Close | Previous Close | Change | |
---|---|---|---|
Australian 3-year bond (%) | 3.37 | 3.37 | 0 |
Australian 10-year bond (%) | 4.254 | 4.26 | -0.006 |
Australian 30-year bond (%) | 4.953 | 4.965 | -0.012 |
United States 2-year bond (%) | 3.954 | 3.935 | 0.019 |
United States 10-year bond (%) | 4.405 | 4.413 | -0.008 |
United States 30-year bond (%) | 4.905 | 4.9274 | -0.0224 |
Overview of the Australian Bond Market
On Wednesday, 18 June 2025, Australia’s bond market saw a quiet but steady rally, as investors took a defensive stance ahead of a pivotal week for global and domestic data.
The Bloomberg AusBond Composite 0+ Yr Index rose 0.13%, reflecting a mild but consistent bid for fixed income assets amid softening inflation signals and cautious global sentiment. Short-term rates were stable, with 3-month and 6-month bank bills holding at 3.73% and 3.77%, suggesting little movement in near-term rate expectations.
The 3-year government bond yield stayed flat at 3.33%, while the 10-year yield eased from 4.26% to 4.25%, a subtle shift that points to growing confidence in a slower rate environment. At the long end, the 30-year yield held near 4.96%, still reflecting some inflation premium and longer-duration risk. Markets remain convinced that the RBA is in easing mode, pricing in roughly 90 basis points of cuts, with the cash rate potentially dropping to 2.85% over the next year.
With the US Fed’s policy decision and Australian labour market data both due this week, traders are in a holding pattern, carefully watching for any signals that could tilt the yield curve or disrupt the current calm. For now, it’s a story of quiet confidence in the bond market; yields are softening, volatility is low, and investors are positioning with patience, waiting for the next macro signal to set the direction
Overview of the US Bond Market
US Treasuries ended the day trading close to unchanged with yields above their session lows, and traders continued to anticipate two rate cuts this year, with the first likely in September. Yields on two-year notes, most sensitive to the Fed’s monetary policy, were ending lower by a basis point at 3.94% after earlier climbing as high as 3.96%. Most others were little changed on the day.

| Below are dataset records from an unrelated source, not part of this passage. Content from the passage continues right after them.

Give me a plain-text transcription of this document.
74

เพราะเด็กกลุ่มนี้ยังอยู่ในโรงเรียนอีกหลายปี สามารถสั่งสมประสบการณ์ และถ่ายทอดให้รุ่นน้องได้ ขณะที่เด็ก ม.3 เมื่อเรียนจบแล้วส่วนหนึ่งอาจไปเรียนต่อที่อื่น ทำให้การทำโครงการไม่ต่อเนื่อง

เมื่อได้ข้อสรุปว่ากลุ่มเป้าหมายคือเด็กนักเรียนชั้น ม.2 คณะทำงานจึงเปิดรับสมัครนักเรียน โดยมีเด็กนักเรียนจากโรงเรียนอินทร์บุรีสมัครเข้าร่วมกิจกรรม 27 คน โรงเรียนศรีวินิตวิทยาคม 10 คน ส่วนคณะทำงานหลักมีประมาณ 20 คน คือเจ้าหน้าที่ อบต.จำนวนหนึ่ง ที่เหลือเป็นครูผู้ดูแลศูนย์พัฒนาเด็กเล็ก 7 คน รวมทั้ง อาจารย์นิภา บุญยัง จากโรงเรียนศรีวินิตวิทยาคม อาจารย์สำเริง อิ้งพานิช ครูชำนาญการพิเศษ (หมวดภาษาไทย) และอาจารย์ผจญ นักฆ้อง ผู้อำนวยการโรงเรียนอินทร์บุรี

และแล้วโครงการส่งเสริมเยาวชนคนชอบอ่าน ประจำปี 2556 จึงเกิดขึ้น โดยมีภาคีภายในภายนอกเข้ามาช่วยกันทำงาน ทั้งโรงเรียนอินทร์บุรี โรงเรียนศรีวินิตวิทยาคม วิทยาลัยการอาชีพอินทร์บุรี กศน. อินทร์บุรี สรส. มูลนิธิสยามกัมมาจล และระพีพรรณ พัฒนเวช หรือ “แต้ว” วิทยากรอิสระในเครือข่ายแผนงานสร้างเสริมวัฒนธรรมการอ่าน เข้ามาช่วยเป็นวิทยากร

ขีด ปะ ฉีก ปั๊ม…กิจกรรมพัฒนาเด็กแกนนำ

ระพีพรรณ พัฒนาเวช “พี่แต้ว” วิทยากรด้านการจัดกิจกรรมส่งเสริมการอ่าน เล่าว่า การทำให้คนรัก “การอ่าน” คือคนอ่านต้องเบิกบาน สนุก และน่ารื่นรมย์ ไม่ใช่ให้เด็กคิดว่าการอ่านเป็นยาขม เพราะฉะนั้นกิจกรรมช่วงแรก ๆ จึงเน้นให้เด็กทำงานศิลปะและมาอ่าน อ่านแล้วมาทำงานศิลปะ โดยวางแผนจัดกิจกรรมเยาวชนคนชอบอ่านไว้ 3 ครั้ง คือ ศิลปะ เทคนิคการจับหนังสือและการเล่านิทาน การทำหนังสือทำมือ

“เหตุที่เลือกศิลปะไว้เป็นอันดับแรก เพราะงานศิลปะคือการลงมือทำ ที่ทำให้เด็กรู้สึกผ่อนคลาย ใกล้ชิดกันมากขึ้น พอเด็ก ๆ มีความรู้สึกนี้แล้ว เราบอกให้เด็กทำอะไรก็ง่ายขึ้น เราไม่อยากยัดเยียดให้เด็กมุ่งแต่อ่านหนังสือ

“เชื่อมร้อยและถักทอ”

The Fed’s decision to hold rates steady – coupled with Powell’s latest warning on tariffs – underscores the delicate balance facing policymakers guiding the economy toward continued expansion. While officials continued to pencil in two rate cuts in 2025, they downgraded their estimates for growth this year while lifting forecasts for unemployment and inflation. The concern about resurgent inflation was reflected in policymakers’ expectations for the years ahead. Officials now see just one cut each in 2026 and 2027. The Federal Open Market Committee voted unanimously on Wednesday to hold the benchmark federal funds rate in a range of 4.25%-4.5%, as they have since the beginning of the year.
They also released new economic forecasts — their first since President Donald Trump unveiled a sweeping set of tariffs in April — showing they expect weaker growth, higher inflation and higher unemployment this year. Fed officials and economists broadly expect the administration’s expanded use of tariffs to weigh on economic activity and put upward pressure on prices. The rate outlook from officials was in line with investors’ expectations for cuts this year prior to the announcement.
Meanwhile, US employers added jobs at a solid pace last month and the unemployment rate held at 4.2 per cent. Fed officials have pointed to the labour market’s overall stability as an additional reason to take a patient approach toward adjusting interest rates.